Many of the pleas Chupik receives are from people who say they have been forced to sign a contract with the Defense Ministry upon detention by the police or during a routine visit to a migration center.
“These are mass requests…the pressure [on migrants] is enormous,” Chupik said in a phone interview with The Moscow Times.
While some detainees, according to Chupik, report being denied the chance to read a document handed to them before signing, others say they were tricked into signing unmarked or partially concealed pieces of paper which, in fact, were part of a legally binding agreement.
“These actions are illegal even based on the sole fact that an identity check is not a lawful reason for arrest,” Chupik explained, noting that Russian police also have no legal right to review migration documents upon detention or use the review as a pretext for bringing a person to a police station, let alone a military enlistment office.
Chupik said she and her colleagues have had a 100% success rate in helping their clients avoid being sent to Ukraine, but not everyone is as lucky.
At least 93 citizens of Central Asian countries — including 19 from Kyrgyzstan, 34 from Uzbekistan and 40 from Tajikistan — have been killed fighting for Russia in Ukraine, according to the BBC Russian service. But because Russia carefully conceals the number and demographics of its forces fighting and being killed in Ukraine, the real number could be much higher.
Some of these men fought in the ranks of the Russian Armed Forces — joining either voluntarily or by trickery — while others were recruited from prisons by the Wagner mercenary group to fight in Ukraine in exchange for a pardon.

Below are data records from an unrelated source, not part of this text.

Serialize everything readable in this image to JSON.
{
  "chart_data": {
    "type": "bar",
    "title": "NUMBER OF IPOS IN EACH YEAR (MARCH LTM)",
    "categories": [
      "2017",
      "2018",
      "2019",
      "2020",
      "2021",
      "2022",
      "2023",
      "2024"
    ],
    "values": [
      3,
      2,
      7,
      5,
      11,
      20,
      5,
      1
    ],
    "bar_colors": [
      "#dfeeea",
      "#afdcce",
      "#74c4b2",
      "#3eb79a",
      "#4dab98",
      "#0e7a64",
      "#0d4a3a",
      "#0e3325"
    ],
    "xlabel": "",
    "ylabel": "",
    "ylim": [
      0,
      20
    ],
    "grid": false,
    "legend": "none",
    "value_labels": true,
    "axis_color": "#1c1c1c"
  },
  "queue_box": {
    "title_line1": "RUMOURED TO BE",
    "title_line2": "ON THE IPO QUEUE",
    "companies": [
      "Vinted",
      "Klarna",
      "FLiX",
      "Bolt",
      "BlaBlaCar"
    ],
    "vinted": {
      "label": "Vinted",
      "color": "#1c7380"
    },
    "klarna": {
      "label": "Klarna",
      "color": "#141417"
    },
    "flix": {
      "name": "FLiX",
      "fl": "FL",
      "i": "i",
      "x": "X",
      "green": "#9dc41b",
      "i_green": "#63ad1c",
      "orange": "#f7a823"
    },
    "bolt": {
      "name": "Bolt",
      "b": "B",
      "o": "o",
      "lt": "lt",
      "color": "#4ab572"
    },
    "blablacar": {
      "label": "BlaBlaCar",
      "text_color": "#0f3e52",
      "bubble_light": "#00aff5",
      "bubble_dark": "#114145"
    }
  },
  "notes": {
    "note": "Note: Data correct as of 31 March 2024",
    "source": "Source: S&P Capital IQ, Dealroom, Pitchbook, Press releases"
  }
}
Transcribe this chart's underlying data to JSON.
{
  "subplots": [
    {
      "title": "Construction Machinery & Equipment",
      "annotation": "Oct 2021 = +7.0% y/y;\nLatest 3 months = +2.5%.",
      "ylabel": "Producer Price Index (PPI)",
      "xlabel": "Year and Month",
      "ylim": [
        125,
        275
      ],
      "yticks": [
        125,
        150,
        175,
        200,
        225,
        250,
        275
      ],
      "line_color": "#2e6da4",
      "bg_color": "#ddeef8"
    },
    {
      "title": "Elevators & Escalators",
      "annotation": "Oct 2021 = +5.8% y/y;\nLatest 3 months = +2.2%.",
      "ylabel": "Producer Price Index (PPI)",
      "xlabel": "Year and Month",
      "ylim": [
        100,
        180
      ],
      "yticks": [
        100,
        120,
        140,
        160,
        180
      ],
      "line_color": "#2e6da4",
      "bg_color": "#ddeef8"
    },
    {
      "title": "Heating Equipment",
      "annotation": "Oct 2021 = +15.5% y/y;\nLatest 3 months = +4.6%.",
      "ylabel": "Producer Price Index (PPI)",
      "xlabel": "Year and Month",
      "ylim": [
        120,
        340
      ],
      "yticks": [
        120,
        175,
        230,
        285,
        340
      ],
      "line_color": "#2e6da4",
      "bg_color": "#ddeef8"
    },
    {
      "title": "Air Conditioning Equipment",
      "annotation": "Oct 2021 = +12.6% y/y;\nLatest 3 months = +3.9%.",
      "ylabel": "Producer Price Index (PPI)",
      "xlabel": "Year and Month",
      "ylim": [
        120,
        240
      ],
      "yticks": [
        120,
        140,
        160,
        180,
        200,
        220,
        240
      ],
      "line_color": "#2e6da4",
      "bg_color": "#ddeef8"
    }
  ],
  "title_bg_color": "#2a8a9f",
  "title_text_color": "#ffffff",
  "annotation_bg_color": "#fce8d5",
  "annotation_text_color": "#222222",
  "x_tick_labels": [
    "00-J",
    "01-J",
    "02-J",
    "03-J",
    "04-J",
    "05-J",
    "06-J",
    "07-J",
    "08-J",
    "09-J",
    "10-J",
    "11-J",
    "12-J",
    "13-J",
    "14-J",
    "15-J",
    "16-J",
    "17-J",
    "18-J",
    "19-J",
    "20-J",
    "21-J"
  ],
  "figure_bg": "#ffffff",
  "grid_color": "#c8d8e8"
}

Hundreds of migrants from Central Asia have also been recruited to work in the Russian-occupied territories of Ukraine, according to investigations by independent Kyrgyz news outlet Kloop and Radio Azattyk, the Kyrgyzstan-based affiliate of the U.S.-funded RFE/RL.
Meanwhile, migrants inside Russia are often used as political pawns.
With regional elections starting Friday and Putin’s widely expected re-election coming up in March next year, officials appear ready to appeal to racist and migrant-phobic sentiments to improve their political standing.
In July, State Duma deputy Sergei Mironov, the head of the conservative A Just Russia party, called on Russian authorities to introduce additional obstacles for migrants seeking Russian citizenship.
To back his argument, Mironov cited Interior Ministry statistics that showed a 6.3% increase in the number of crimes committed by migrants in the first half of 2023 compared to the latter half of 2022, though failing to mention that crimes committed by foreign nationals comprise at most a couple percent of all those registered in Russia.
“Many ethnic Russians spend years trying to get citizenship and people who don’t know the language can get it within months or even days. We are demanding a large-scale inspection of the Migration Service,” said Mironov.
The wave of raids that swept the country last month, too, is an attempt to demonstrate the government’s apparent effectiveness in combating crime and illegal migration as officials across the regions report busting drug users and deporting undocumented workers following the raids.
“They paint migrants as an external enemy inside the country that people need to unite against and forget about all other problems that exist in Russia,” said analyst Umarov.
Human rights defender Chupik said that the recent raids have not been conducted by the authorities alone but were aided by Russian neo-Nazi groups such as The Slavic Union, which allegedly has the unofficial backing of the state police forces and consists, among others, of former policemen fired for breaking the law.
With top officials not shying away from using openly nationalist rhetoric to fuel wartime patriotism, the recent raids could signal the beginning of darker times for migrant workers in Russia who have already faced significant discrimination.
“Nazism and migrant-phobia are being aggravated,” said Chupik.